There was no official contact between the North and South Korean governments until 1971, according to the US State Department.
By 1991 though, tensions had eased enough that Pyongyang and Seoul signed on to the North-South Basic Agreement, which said reunification was the goal of both parties. But a State Department history says the North’s budding weapons programs and the death of its longtime leader Kim Il-Sung in 1994, coupled with political turmoil in the South, led to new tensions.
The first inter-Korean summit was held in June 2000, but the thaw it provided ended with North Korea’s admission in 2002 that it was pursuing nuclear weapons.

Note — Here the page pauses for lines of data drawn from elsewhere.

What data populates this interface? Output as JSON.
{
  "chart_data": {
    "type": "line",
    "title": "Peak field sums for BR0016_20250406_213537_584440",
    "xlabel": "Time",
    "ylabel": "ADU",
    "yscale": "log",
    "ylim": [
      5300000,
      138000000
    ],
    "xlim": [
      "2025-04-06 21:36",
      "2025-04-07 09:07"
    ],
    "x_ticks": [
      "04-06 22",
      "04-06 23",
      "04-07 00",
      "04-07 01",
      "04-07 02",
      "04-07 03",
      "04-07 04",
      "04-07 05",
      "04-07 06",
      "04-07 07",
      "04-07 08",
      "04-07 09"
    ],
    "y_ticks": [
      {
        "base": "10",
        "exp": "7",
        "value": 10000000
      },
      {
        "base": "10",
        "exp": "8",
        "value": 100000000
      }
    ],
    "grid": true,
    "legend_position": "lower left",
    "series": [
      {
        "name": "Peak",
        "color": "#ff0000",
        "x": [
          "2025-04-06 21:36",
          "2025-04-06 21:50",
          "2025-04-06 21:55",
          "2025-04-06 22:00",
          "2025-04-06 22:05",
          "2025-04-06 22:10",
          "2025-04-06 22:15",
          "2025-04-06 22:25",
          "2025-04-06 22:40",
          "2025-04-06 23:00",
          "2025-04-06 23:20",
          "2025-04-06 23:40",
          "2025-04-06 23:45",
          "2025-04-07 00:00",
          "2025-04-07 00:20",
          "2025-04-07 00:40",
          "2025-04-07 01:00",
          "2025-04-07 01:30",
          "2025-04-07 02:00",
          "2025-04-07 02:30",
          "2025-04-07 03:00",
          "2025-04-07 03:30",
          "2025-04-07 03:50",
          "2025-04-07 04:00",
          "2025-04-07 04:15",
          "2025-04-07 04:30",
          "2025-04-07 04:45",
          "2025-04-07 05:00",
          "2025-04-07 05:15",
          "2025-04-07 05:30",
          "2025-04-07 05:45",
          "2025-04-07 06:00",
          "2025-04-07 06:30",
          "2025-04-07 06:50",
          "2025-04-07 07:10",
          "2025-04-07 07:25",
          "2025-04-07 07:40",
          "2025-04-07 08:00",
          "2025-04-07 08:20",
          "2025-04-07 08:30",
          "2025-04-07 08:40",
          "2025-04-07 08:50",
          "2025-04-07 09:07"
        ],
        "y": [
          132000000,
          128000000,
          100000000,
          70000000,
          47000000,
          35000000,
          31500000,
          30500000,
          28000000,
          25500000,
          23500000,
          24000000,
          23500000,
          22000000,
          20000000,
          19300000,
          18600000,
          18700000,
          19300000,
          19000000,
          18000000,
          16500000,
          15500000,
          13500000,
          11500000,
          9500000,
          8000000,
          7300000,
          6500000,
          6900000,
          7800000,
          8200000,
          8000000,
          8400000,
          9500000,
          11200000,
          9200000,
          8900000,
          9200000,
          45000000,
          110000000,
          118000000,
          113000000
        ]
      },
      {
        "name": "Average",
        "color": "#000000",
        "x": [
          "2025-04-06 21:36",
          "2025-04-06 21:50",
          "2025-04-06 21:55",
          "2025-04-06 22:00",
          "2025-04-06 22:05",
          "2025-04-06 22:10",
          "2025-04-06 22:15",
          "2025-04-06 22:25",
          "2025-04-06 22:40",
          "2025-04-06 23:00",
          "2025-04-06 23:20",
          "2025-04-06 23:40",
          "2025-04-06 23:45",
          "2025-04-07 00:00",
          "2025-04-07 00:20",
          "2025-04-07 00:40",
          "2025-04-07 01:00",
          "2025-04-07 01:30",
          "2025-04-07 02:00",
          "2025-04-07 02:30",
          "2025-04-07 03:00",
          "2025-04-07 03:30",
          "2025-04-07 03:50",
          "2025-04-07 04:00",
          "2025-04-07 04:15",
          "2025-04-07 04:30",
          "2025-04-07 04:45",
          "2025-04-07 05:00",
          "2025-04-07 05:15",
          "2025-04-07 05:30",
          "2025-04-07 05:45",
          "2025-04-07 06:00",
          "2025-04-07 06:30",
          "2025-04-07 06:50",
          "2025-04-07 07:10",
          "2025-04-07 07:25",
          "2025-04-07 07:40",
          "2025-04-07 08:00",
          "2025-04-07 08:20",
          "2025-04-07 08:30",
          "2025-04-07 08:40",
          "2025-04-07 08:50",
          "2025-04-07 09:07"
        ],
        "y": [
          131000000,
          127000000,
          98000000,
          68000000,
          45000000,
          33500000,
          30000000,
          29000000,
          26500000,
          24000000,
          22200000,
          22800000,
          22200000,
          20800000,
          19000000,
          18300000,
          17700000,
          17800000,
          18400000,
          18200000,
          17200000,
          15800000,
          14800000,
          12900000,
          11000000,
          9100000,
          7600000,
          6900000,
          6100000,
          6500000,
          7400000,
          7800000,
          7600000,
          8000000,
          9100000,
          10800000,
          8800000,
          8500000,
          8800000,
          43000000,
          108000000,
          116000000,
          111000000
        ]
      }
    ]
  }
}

In 2007, South Korean President Roh Moo-hyun and North Korean leader Kim Jong Il met in Pyongyang and agreed to try to bring peace to and reunify the peninsula without the intervention of outside parties. But conservative Lee Myung-bak was elected South Korean President a few months later, and switched to a hard line on the North’s weapons program, chilling peace efforts.
Tensions thawed again in 2018 when North Korean leader Kim Jong Un met with South Korean President Moon Jae-in in Panmunjom. The two said they would work to turning the 1953 armistice into a peace treaty.
Later that year the two met again in Pyongyang and signed a joint declaration to pursue denuclearization while working toward peace on the peninsula.
So what does the announcement of a possible peace treaty draft mean?
Essentially, not much — for now. Whatever deal the US and South Korean diplomats make on draft language, it would still need approval within their respective governments. Of course, North Korea would have to agree and, as a party to the armistice, so would China.
But there is some room for optimism.
South Korean Foreign Minister Chung Eui-yong said Wednesday that North Korea has been quickly and positively responding to South Korea’s movement to declare the end of the Korean War.
North Korea has yet to respond in detail about the declaration though, even through China, Chung said.